Erfurt - Jäger bekommen Morddrohungen, Tausende Menschen unterschreiben eine Petition. In den Medien, im Landtag, auf der Arbeit und unter Freunden wird teils mit aggressivem Unterton diskutiert. Was ist da los in Thüringen? Sechs junge Vierbeiner – halb Wolf, halb Hund – sorgen für Streit. Sie sind gerade einmal fünf Monate alt. Trotzdem wird schon über ihren Tod diskutiert.

Eine Wölfin hatte im ersten ausgewiesenen Wolfsgebiet Thüringens rund um den Bundeswehrübungsplatz Ohrdruf Nachwuchs bekommen. Auf Aufnahmen von Fotofallen waren die Jungen nach Angaben des Thüringer Umweltministeriums zweifelsfrei als Mischlinge identifiziert worden.

Weil ihr Vater kein Wolf, sondern ein Haushund sein soll, werden die sechs Jungtiere nun zu einem Problem für den Artenschutz – und angeblich auch für den Menschen.
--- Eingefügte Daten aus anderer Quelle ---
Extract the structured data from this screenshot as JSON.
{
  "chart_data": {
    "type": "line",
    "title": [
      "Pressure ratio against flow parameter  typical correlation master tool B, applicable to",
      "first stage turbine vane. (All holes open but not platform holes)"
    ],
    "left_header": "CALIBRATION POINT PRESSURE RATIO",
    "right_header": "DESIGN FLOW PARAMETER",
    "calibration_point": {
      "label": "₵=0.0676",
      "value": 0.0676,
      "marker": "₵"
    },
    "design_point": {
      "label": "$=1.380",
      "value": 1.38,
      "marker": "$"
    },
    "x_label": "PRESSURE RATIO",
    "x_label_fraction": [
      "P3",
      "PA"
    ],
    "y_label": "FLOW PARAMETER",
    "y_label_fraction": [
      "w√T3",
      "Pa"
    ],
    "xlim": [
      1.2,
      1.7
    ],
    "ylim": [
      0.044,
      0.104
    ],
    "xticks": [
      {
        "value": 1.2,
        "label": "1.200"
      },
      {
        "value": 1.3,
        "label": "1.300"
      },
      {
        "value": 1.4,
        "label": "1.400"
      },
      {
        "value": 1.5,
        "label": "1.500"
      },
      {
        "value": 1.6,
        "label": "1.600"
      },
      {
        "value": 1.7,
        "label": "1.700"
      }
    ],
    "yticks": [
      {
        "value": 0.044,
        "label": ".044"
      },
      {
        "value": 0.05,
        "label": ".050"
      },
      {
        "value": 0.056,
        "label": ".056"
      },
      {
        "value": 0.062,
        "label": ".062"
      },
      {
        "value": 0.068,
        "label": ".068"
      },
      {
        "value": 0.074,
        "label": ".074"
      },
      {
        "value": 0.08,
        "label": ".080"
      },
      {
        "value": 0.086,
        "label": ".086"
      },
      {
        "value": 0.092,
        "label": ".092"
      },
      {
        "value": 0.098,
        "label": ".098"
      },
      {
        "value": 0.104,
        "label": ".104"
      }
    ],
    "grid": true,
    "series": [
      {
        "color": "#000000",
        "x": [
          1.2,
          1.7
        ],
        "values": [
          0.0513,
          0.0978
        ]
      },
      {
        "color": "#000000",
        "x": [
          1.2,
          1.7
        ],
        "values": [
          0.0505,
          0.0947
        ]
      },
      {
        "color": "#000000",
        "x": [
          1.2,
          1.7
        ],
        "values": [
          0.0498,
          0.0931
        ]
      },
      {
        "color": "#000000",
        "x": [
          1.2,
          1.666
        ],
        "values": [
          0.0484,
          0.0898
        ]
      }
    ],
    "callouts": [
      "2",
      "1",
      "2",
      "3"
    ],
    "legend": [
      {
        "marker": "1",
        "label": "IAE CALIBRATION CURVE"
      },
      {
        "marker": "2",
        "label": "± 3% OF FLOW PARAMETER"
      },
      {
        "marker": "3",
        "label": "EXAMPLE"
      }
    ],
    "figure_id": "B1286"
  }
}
Deshalb stehen sie nun potenziell auf der Abschussliste.

Wölfe breiten sich seit dem Jahr 2000 wieder in Deutschland aus. Laut Naturschutzbund Nabu gibt es vermutlich 61 Rudel mit jeweils sieben bis zehn Tieren und 9 Paare in Deutschland. Sie kommen hauptsächlich in Brandenburg, Sachsen, Sachsen-Anhalt und Niedersachsen vor. Wölfe stehen unter strengem Schutz. Dass sie sich mit Hunden paaren, ist extrem selten.

Tun sie es aber einmal doch, gefährdet die Vermischung der Wolf- und Hundegene nach Expertensicht aber die Wolfspopulation. Deshalb empfahl das bundeseigene Dokumentations- und Beratungszentrum zum Wolf (DBBW) dem Thüringer Umweltministerium ein schnelles Töten der Jungtiere, denen der Labrador-Vater durch das schwarze Fell auch anzusehen sein soll.

Der Aufschrei war groß. Weit über 10 000 Unterschriften haben Abschussgegner inzwischen mit einer Online-Petition gesammelt. Jäger aus der Ohrdrufer Umgebung berichten im Zusammenhang mit dem Fall über anonyme Morddrohungen gegen sie im Internet. Dabei ist der Abschuss noch keine beschlossene Sache – und schon gar nicht, ob dann Jäger diese Aufgabe übernehmen.

Nach Auffassung des Umweltministeriums müssten die Jungtiere nicht zwangsläufig getötet werden. Sie sollten aber auf alle Fälle „entnommen“ werden, also aus der Natur verschwinden.

Doch selbst Naturschützer halten Alternativen zu einem Abschuss für problematisch. „Einen Freilicht-Zoo mit Hybriden wollen wir nicht“, sagt Silvester Tamás, Sprecher der Landesarbeitsgruppe Wolf beim Nabu Thüringen. Der Naturschutzbund stelle sich hinter die Experten des DBBW. Es gehe dem Verband um Artenschutz und die Akzeptanz des Wolfs in Deutschland. Die Tiere einzufangen und in einem Gehege zu halten, sei keine tierschutzgerechte Alternative.